63

… Después de que el rey dejara caer su cuchillo de jade y el crimen se hubiera cometido, la maldición de su esposa agonizante cayó sobre su cabeza y sobre sus parientes. Solo entonces supo él lo que había perdido. En la locura de su pena, huyó con ella a través de la selva; dejó atrás el río y las ciénagas, hasta llegar al lugar desde el que podría viajar en paz hacia la tierra de los muertos.

Años atrás, cuando conoció la pupila de su padre, que luego fue novia de su hermano, ya la había codiciado.
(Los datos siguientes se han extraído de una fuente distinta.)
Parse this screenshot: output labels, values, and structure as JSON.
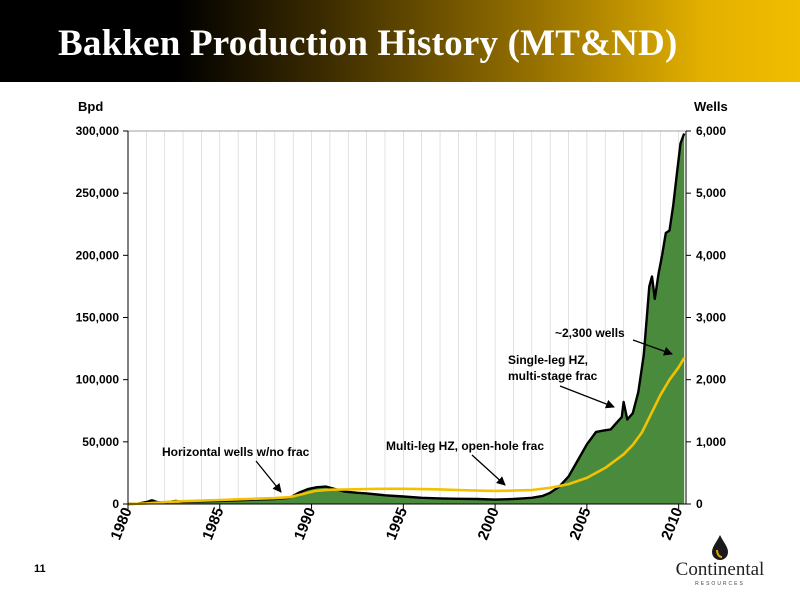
{
  "slide": {
    "title": "Bakken Production History (MT&ND)",
    "page_number": "11",
    "logo": {
      "name": "Continental",
      "subtitle": "RESOURCES",
      "icon": "oil-drop-icon"
    },
    "colors": {
      "production_fill": "#4a8a3c",
      "production_line": "#000000",
      "wells_line": "#f2c200",
      "header_gold": "#f1bd00"
    }
  },
  "chart_data": {
    "type": "area",
    "grid": "vertical",
    "legend": "none",
    "y_left": {
      "label": "Bpd",
      "range": [
        0,
        300000
      ],
      "ticks": [
        "0",
        "50,000",
        "100,000",
        "150,000",
        "200,000",
        "250,000",
        "300,000"
      ]
    },
    "y_right": {
      "label": "Wells",
      "range": [
        0,
        6000
      ],
      "ticks": [
        "0",
        "1,000",
        "2,000",
        "3,000",
        "4,000",
        "5,000",
        "6,000"
      ]
    },
    "x": {
      "range": [
        1980,
        2010.4
      ],
      "ticks": [
        "1980",
        "1985",
        "1990",
        "1995",
        "2000",
        "2005",
        "2010"
      ]
    },
    "series": [
      {
        "axis": "left",
        "style": "area",
        "points": [
          [
            1980,
            0
          ],
          [
            1980.5,
            200
          ],
          [
            1981,
            1500
          ],
          [
            1981.3,
            3000
          ],
          [
            1981.6,
            1500
          ],
          [
            1982,
            1200
          ],
          [
            1982.6,
            2500
          ],
          [
            1983,
            1800
          ],
          [
            1983.5,
            2000
          ],
          [
            1984,
            2200
          ],
          [
            1985,
            2500
          ],
          [
            1986,
            3000
          ],
          [
            1987,
            3500
          ],
          [
            1988,
            4000
          ],
          [
            1988.8,
            5000
          ],
          [
            1989.3,
            9000
          ],
          [
            1989.8,
            12000
          ],
          [
            1990.3,
            13500
          ],
          [
            1990.8,
            14000
          ],
          [
            1991.3,
            12000
          ],
          [
            1991.8,
            10000
          ],
          [
            1992.5,
            9000
          ],
          [
            1993,
            8500
          ],
          [
            1994,
            7000
          ],
          [
            1995,
            6000
          ],
          [
            1996,
            5000
          ],
          [
            1997,
            4500
          ],
          [
            1998,
            4200
          ],
          [
            1999,
            4000
          ],
          [
            2000,
            3500
          ],
          [
            2001,
            4000
          ],
          [
            2001.5,
            4500
          ],
          [
            2002,
            5000
          ],
          [
            2002.6,
            6500
          ],
          [
            2003,
            9000
          ],
          [
            2003.5,
            14000
          ],
          [
            2004,
            22000
          ],
          [
            2004.5,
            35000
          ],
          [
            2005,
            48000
          ],
          [
            2005.5,
            58000
          ],
          [
            2005.9,
            59000
          ],
          [
            2006.3,
            60000
          ],
          [
            2006.6,
            65000
          ],
          [
            2006.9,
            70000
          ],
          [
            2007,
            82000
          ],
          [
            2007.2,
            68000
          ],
          [
            2007.5,
            73000
          ],
          [
            2007.8,
            90000
          ],
          [
            2008.1,
            120000
          ],
          [
            2008.4,
            175000
          ],
          [
            2008.55,
            183000
          ],
          [
            2008.7,
            165000
          ],
          [
            2008.9,
            185000
          ],
          [
            2009.1,
            200000
          ],
          [
            2009.3,
            218000
          ],
          [
            2009.5,
            220000
          ],
          [
            2009.7,
            240000
          ],
          [
            2009.9,
            265000
          ],
          [
            2010.1,
            290000
          ],
          [
            2010.3,
            298000
          ]
        ]
      },
      {
        "axis": "right",
        "style": "line",
        "points": [
          [
            1980,
            0
          ],
          [
            1981,
            10
          ],
          [
            1982,
            30
          ],
          [
            1983,
            45
          ],
          [
            1984,
            55
          ],
          [
            1985,
            65
          ],
          [
            1986,
            75
          ],
          [
            1987,
            85
          ],
          [
            1988,
            95
          ],
          [
            1988.8,
            110
          ],
          [
            1989.5,
            160
          ],
          [
            1990.2,
            210
          ],
          [
            1991,
            230
          ],
          [
            1992,
            235
          ],
          [
            1993,
            240
          ],
          [
            1994,
            245
          ],
          [
            1995,
            245
          ],
          [
            1996,
            240
          ],
          [
            1997,
            235
          ],
          [
            1998,
            225
          ],
          [
            1999,
            215
          ],
          [
            2000,
            210
          ],
          [
            2001,
            215
          ],
          [
            2002,
            225
          ],
          [
            2003,
            260
          ],
          [
            2004,
            320
          ],
          [
            2005,
            420
          ],
          [
            2006,
            580
          ],
          [
            2007,
            800
          ],
          [
            2007.5,
            950
          ],
          [
            2008,
            1150
          ],
          [
            2008.5,
            1450
          ],
          [
            2009,
            1750
          ],
          [
            2009.5,
            2000
          ],
          [
            2010,
            2200
          ],
          [
            2010.3,
            2350
          ]
        ]
      }
    ],
    "annotations": [
      "Horizontal wells w/no frac",
      "Multi-leg HZ, open-hole frac",
      "Single-leg HZ,",
      "multi-stage frac",
      "~2,300 wells"
    ]
  }
}
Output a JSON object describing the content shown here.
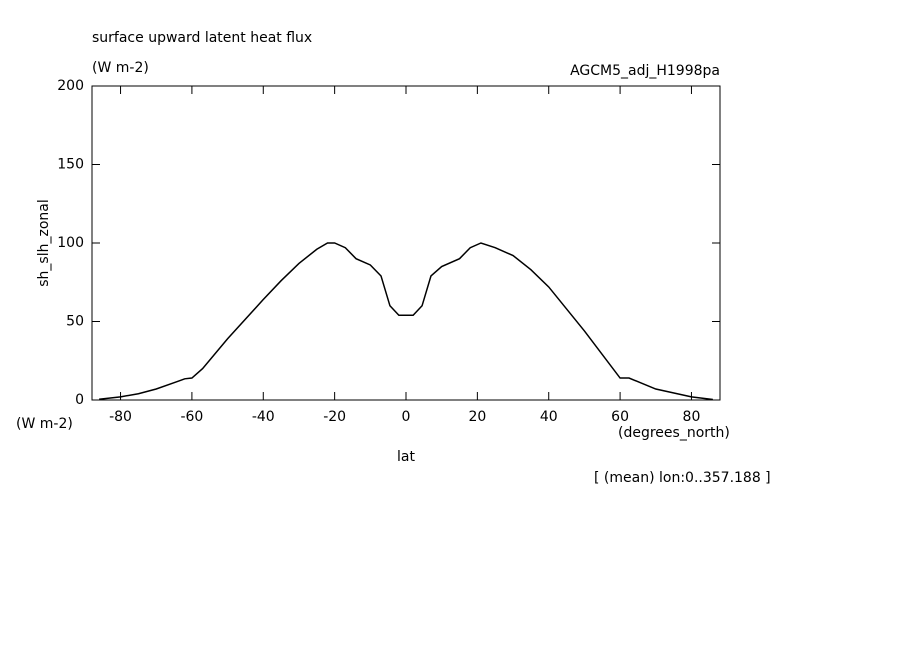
{
  "chart_data": {
    "type": "line",
    "title": "surface upward latent heat flux",
    "subtitle": "(W m-2)",
    "dataset": "AGCM5_adj_H1998pa",
    "y_label": "sh_slh_zonal",
    "y_units": "(W m-2)",
    "x_label": "lat",
    "x_units": "(degrees_north)",
    "note": "[ (mean) lon:0..357.188 ]",
    "series": [
      {
        "name": "sh_slh_zonal",
        "color": "#000000",
        "x": [
          -86,
          -80,
          -75,
          -70,
          -65,
          -62,
          -60,
          -57,
          -50,
          -40,
          -35,
          -30,
          -25,
          -22,
          -20,
          -17,
          -14,
          -10,
          -7,
          -4.5,
          -2,
          2,
          4.5,
          7,
          10,
          15,
          18,
          21,
          25,
          30,
          35,
          40,
          50,
          60,
          62.5,
          70,
          80,
          86
        ],
        "values": [
          0.5,
          2,
          4,
          7,
          11,
          13.5,
          14,
          20,
          39,
          64,
          76,
          87,
          96,
          100,
          100,
          97,
          90,
          86,
          79,
          60,
          54,
          54,
          60,
          79,
          85,
          90,
          97,
          100,
          97,
          92,
          83,
          72,
          44,
          14,
          14,
          7,
          2,
          0.3
        ]
      }
    ],
    "xlim": [
      -88,
      88
    ],
    "ylim": [
      0,
      200
    ],
    "xticks": [
      -80,
      -60,
      -40,
      -20,
      0,
      20,
      40,
      60,
      80
    ],
    "yticks": [
      0,
      50,
      100,
      150,
      200
    ]
  }
}
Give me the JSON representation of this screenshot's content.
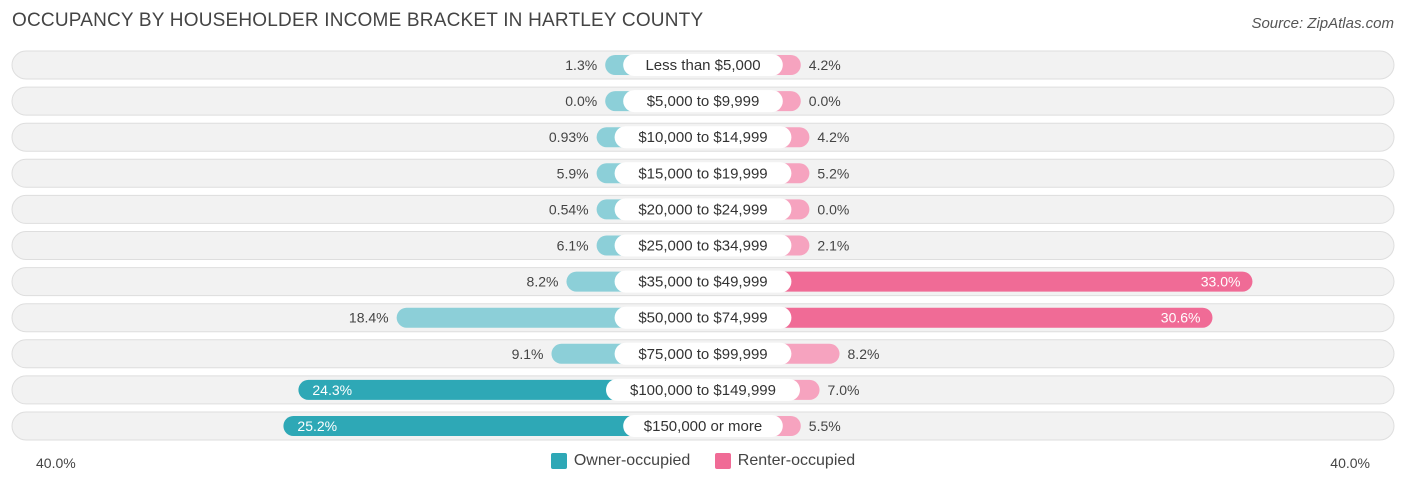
{
  "title": "OCCUPANCY BY HOUSEHOLDER INCOME BRACKET IN HARTLEY COUNTY",
  "source": "Source: ZipAtlas.com",
  "axis": {
    "left_label": "40.0%",
    "right_label": "40.0%"
  },
  "legend": {
    "owner": "Owner-occupied",
    "renter": "Renter-occupied"
  },
  "colors": {
    "owner_light": "#8ccfd8",
    "owner_dark": "#2ea8b6",
    "renter_light": "#f6a3bf",
    "renter_dark": "#f06b96",
    "row_bg": "#f2f2f2",
    "row_border": "#dedede"
  },
  "chart_data": {
    "type": "bar",
    "orientation": "horizontal-diverging",
    "title": "OCCUPANCY BY HOUSEHOLDER INCOME BRACKET IN HARTLEY COUNTY",
    "xlim": [
      -40,
      40
    ],
    "categories": [
      "Less than $5,000",
      "$5,000 to $9,999",
      "$10,000 to $14,999",
      "$15,000 to $19,999",
      "$20,000 to $24,999",
      "$25,000 to $34,999",
      "$35,000 to $49,999",
      "$50,000 to $74,999",
      "$75,000 to $99,999",
      "$100,000 to $149,999",
      "$150,000 or more"
    ],
    "series": [
      {
        "name": "Owner-occupied",
        "side": "left",
        "values": [
          1.3,
          0.0,
          0.93,
          5.9,
          0.54,
          6.1,
          8.2,
          18.4,
          9.1,
          24.3,
          25.2
        ],
        "labels": [
          "1.3%",
          "0.0%",
          "0.93%",
          "5.9%",
          "0.54%",
          "6.1%",
          "8.2%",
          "18.4%",
          "9.1%",
          "24.3%",
          "25.2%"
        ]
      },
      {
        "name": "Renter-occupied",
        "side": "right",
        "values": [
          4.2,
          0.0,
          4.2,
          5.2,
          0.0,
          2.1,
          33.0,
          30.6,
          8.2,
          7.0,
          5.5
        ],
        "labels": [
          "4.2%",
          "0.0%",
          "4.2%",
          "5.2%",
          "0.0%",
          "2.1%",
          "33.0%",
          "30.6%",
          "8.2%",
          "7.0%",
          "5.5%"
        ]
      }
    ]
  }
}
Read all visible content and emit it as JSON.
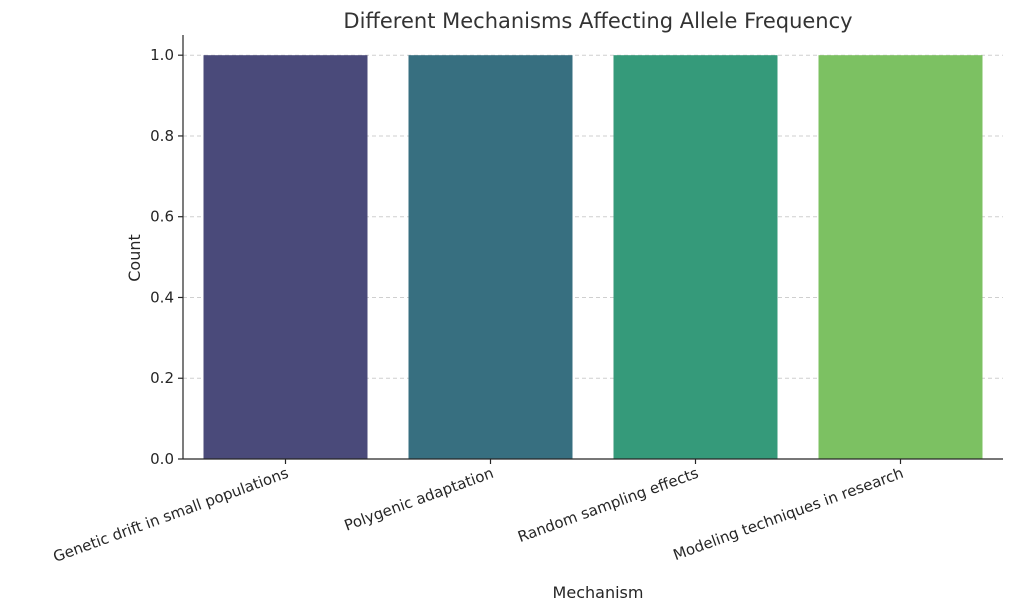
{
  "chart_data": {
    "type": "bar",
    "title": "Different Mechanisms Affecting Allele Frequency",
    "xlabel": "Mechanism",
    "ylabel": "Count",
    "categories": [
      "Genetic drift in small populations",
      "Polygenic adaptation",
      "Random sampling effects",
      "Modeling techniques in research"
    ],
    "values": [
      1,
      1,
      1,
      1
    ],
    "colors": [
      "#4a4a7a",
      "#376f80",
      "#359a7a",
      "#7cc162"
    ],
    "ylim": [
      0,
      1.05
    ],
    "yticks": [
      "0.0",
      "0.2",
      "0.4",
      "0.6",
      "0.8",
      "1.0"
    ],
    "grid": "y-dashed",
    "legend": "none"
  }
}
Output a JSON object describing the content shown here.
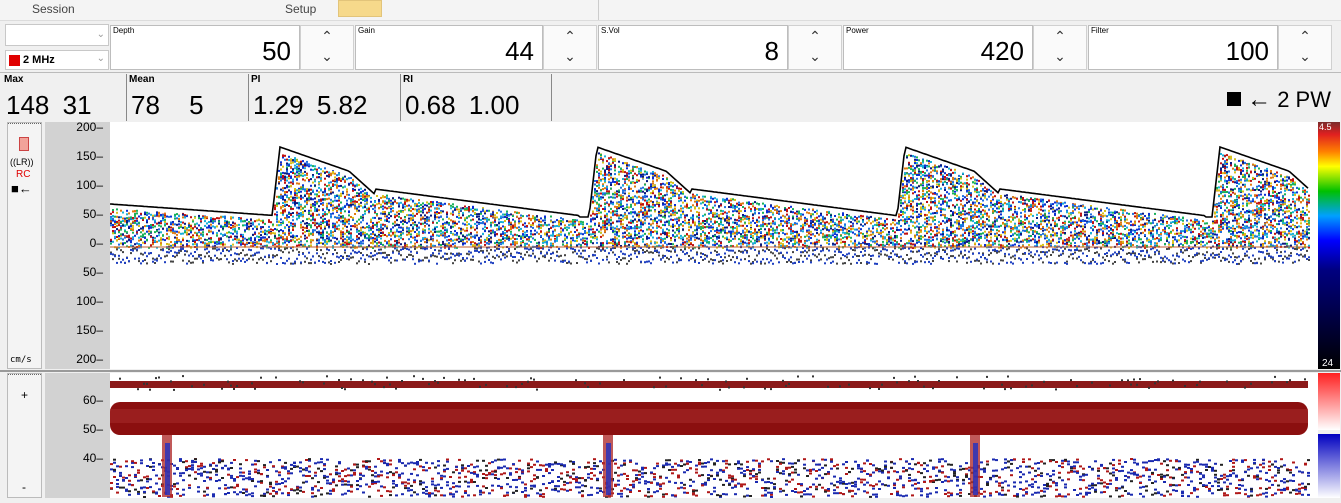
{
  "menu": {
    "session": "Session",
    "setup": "Setup"
  },
  "probe": {
    "frequency": "2 MHz",
    "color": "#e00000"
  },
  "params": [
    {
      "label": "Depth",
      "value": "50"
    },
    {
      "label": "Gain",
      "value": "44"
    },
    {
      "label": "S.Vol",
      "value": "8"
    },
    {
      "label": "Power",
      "value": "420"
    },
    {
      "label": "Filter",
      "value": "100"
    }
  ],
  "measurements": [
    {
      "label": "Max",
      "value": "148 31"
    },
    {
      "label": "Mean",
      "value": "78 5"
    },
    {
      "label": "PI",
      "value": "1.29 5.82"
    },
    {
      "label": "RI",
      "value": "0.68 1.00"
    }
  ],
  "channel": {
    "label": "2 PW"
  },
  "side": {
    "lr": "((LR))",
    "rc": "RC",
    "unit": "cm/s",
    "plus": "+",
    "minus": "-"
  },
  "spectrum_axis": [
    "200",
    "150",
    "100",
    "50",
    "0",
    "50",
    "100",
    "150",
    "200"
  ],
  "mmode_axis": [
    "60",
    "50",
    "40"
  ],
  "colorbar_top": "4.5",
  "colorbar_bottom": "24",
  "colors": {
    "envelope": "#000000",
    "vessel": "#8b0f0f",
    "accent_red": "#e00000"
  }
}
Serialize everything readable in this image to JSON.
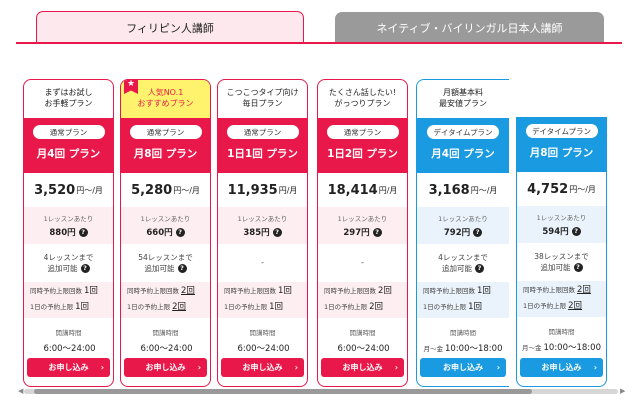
{
  "tabs": {
    "active": "フィリピン人講師",
    "inactive": "ネイティブ・バイリンガル日本人講師"
  },
  "plans": [
    {
      "title1": "まずはお試し",
      "title2": "お手軽プラン",
      "type": "通常プラン",
      "plan": "月4回 プラン",
      "price": "3,520",
      "unit": "円〜/月",
      "per_label": "1レッスンあたり",
      "per_value": "880円",
      "extra1": "4レッスンまで",
      "extra2": "追加可能",
      "limit1_label": "同時予約上限回数",
      "limit1_value": "1回",
      "limit2_label": "1日の予約上限",
      "limit2_value": "1回",
      "time_label": "開講時間",
      "time_prefix": "",
      "time_value": "6:00〜24:00",
      "apply": "お申し込み",
      "accent": "#e8194a"
    },
    {
      "badge": "★",
      "title1": "人気NO.1",
      "title2": "おすすめプラン",
      "type": "通常プラン",
      "plan": "月8回 プラン",
      "price": "5,280",
      "unit": "円〜/月",
      "per_label": "1レッスンあたり",
      "per_value": "660円",
      "extra1": "54レッスンまで",
      "extra2": "追加可能",
      "limit1_label": "同時予約上限回数",
      "limit1_value": "2回",
      "limit2_label": "1日の予約上限",
      "limit2_value": "2回",
      "time_label": "開講時間",
      "time_prefix": "",
      "time_value": "6:00〜24:00",
      "apply": "お申し込み",
      "accent": "#e8194a"
    },
    {
      "title1": "こつこつタイプ向け",
      "title2": "毎日プラン",
      "type": "通常プラン",
      "plan": "1日1回 プラン",
      "price": "11,935",
      "unit": "円/月",
      "per_label": "1レッスンあたり",
      "per_value": "385円",
      "extra1": "-",
      "extra2": "",
      "limit1_label": "同時予約上限回数",
      "limit1_value": "1回",
      "limit2_label": "1日の予約上限",
      "limit2_value": "1回",
      "time_label": "開講時間",
      "time_prefix": "",
      "time_value": "6:00〜24:00",
      "apply": "お申し込み",
      "accent": "#e8194a"
    },
    {
      "title1": "たくさん話したい!",
      "title2": "がっつりプラン",
      "type": "通常プラン",
      "plan": "1日2回 プラン",
      "price": "18,414",
      "unit": "円/月",
      "per_label": "1レッスンあたり",
      "per_value": "297円",
      "extra1": "-",
      "extra2": "",
      "limit1_label": "同時予約上限回数",
      "limit1_value": "2回",
      "limit2_label": "1日の予約上限",
      "limit2_value": "2回",
      "time_label": "開講時間",
      "time_prefix": "",
      "time_value": "6:00〜24:00",
      "apply": "お申し込み",
      "accent": "#e8194a"
    },
    {
      "title1": "月額基本料",
      "title2": "最安値プラン",
      "type": "デイタイムプラン",
      "plan": "月4回 プラン",
      "price": "3,168",
      "unit": "円〜/月",
      "per_label": "1レッスンあたり",
      "per_value": "792円",
      "extra1": "4レッスンまで",
      "extra2": "追加可能",
      "limit1_label": "同時予約上限回数",
      "limit1_value": "1回",
      "limit2_label": "1日の予約上限",
      "limit2_value": "1回",
      "time_label": "開講時間",
      "time_prefix": "月〜金",
      "time_value": "10:00〜18:00",
      "apply": "お申し込み",
      "accent": "#1a9ae0"
    },
    {
      "title1": "",
      "title2": "",
      "type": "デイタイムプラン",
      "plan": "月8回 プラン",
      "price": "4,752",
      "unit": "円〜/月",
      "per_label": "1レッスンあたり",
      "per_value": "594円",
      "extra1": "38レッスンまで",
      "extra2": "追加可能",
      "limit1_label": "同時予約上限回数",
      "limit1_value": "2回",
      "limit2_label": "1日の予約上限",
      "limit2_value": "2回",
      "time_label": "開講時間",
      "time_prefix": "月〜金",
      "time_value": "10:00〜18:00",
      "apply": "お申し込み",
      "accent": "#1a9ae0"
    }
  ],
  "help_glyph": "?",
  "arrow_glyph": "›"
}
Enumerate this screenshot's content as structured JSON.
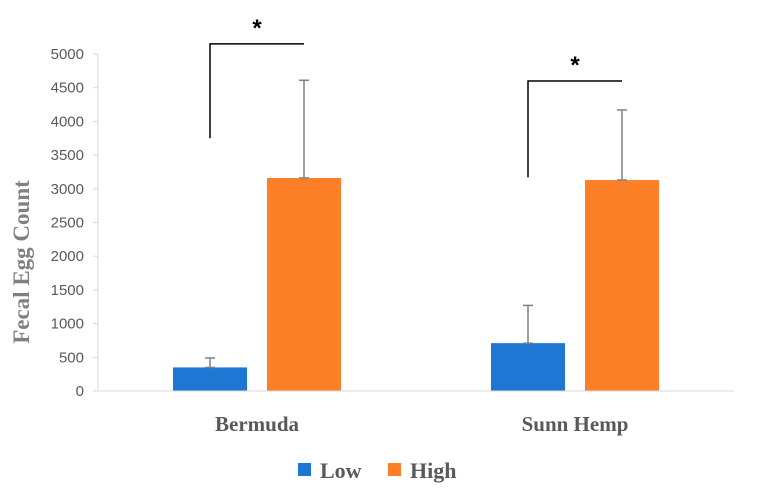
{
  "chart_data": {
    "type": "bar",
    "title": "",
    "xlabel": "",
    "ylabel": "Fecal Egg Count",
    "ylim": [
      0,
      5000
    ],
    "ytick_step": 500,
    "yticks": [
      "0",
      "500",
      "1000",
      "1500",
      "2000",
      "2500",
      "3000",
      "3500",
      "4000",
      "4500",
      "5000"
    ],
    "grid": false,
    "legend_position": "bottom",
    "categories": [
      "Bermuda",
      "Sunn Hemp"
    ],
    "series": [
      {
        "name": "Low",
        "color": "#1F77D4",
        "values": [
          350,
          710
        ],
        "error": [
          140,
          560
        ]
      },
      {
        "name": "High",
        "color": "#FD7F28",
        "values": [
          3160,
          3130
        ],
        "error": [
          1450,
          1040
        ]
      }
    ],
    "annotations": [
      {
        "text": "*",
        "category": "Bermuda",
        "bracket_y": 5150,
        "left_tip_y": 3750
      },
      {
        "text": "*",
        "category": "Sunn Hemp",
        "bracket_y": 4600,
        "left_tip_y": 3170
      }
    ]
  }
}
Es taba seguro de que, con ella, su rival poseía el más preciado tesoro del país, mucho más valioso que los océanos, los campos y todas las joyas azules del mundo.

Decidió poseerla.

Así derrotó a su hermano y al pueblo de su hermano y se llevó a la reina Jade a vivir con él en su verde y fértil país. Pero ni aun entonces estaba satisfecho. El rey estaba tan celoso de su belleza que ordenó a arquitectos y criados que arrancaran la piedra azul de las montañas y construyeran para él un laberinto del que ella no pudiera escapar jamás.

Así quedó atrapada: por las palabras, por el jade, por la selva. Durante años, buscó el camino a través de la negra selva para volver al mar, sin conseguirlo.

Pero designios tan malvados siempre están destinados a fracasar. Como todos los amantes, habría sido mejor que el rey la cortejara con palabras zalameras, o mejor aún, con la libertad. Pues ella tenía sus propios trucos y trampas.

El lugarteniente del rey, el enano, descubrió su traición; había seducido al sacerdote hasta corromperlo y condenarlo.

Después de aquello, ninguno de los dos podía salvarse.

El rey enterró a la mujer conocida como Jade; la vistió con sus galas de reina, compuso un poema y lo grabó en las paredes; era su última carta de amor.

Cuando el viento empezó a aullar en el exterior, y su reino quedó aplastado y destruido por las nubes, se dio cuenta de su error. Decidió entonces recorrer una última vez la senda del hombre bueno.

Abandonó la cueva y se adentró en la tormenta.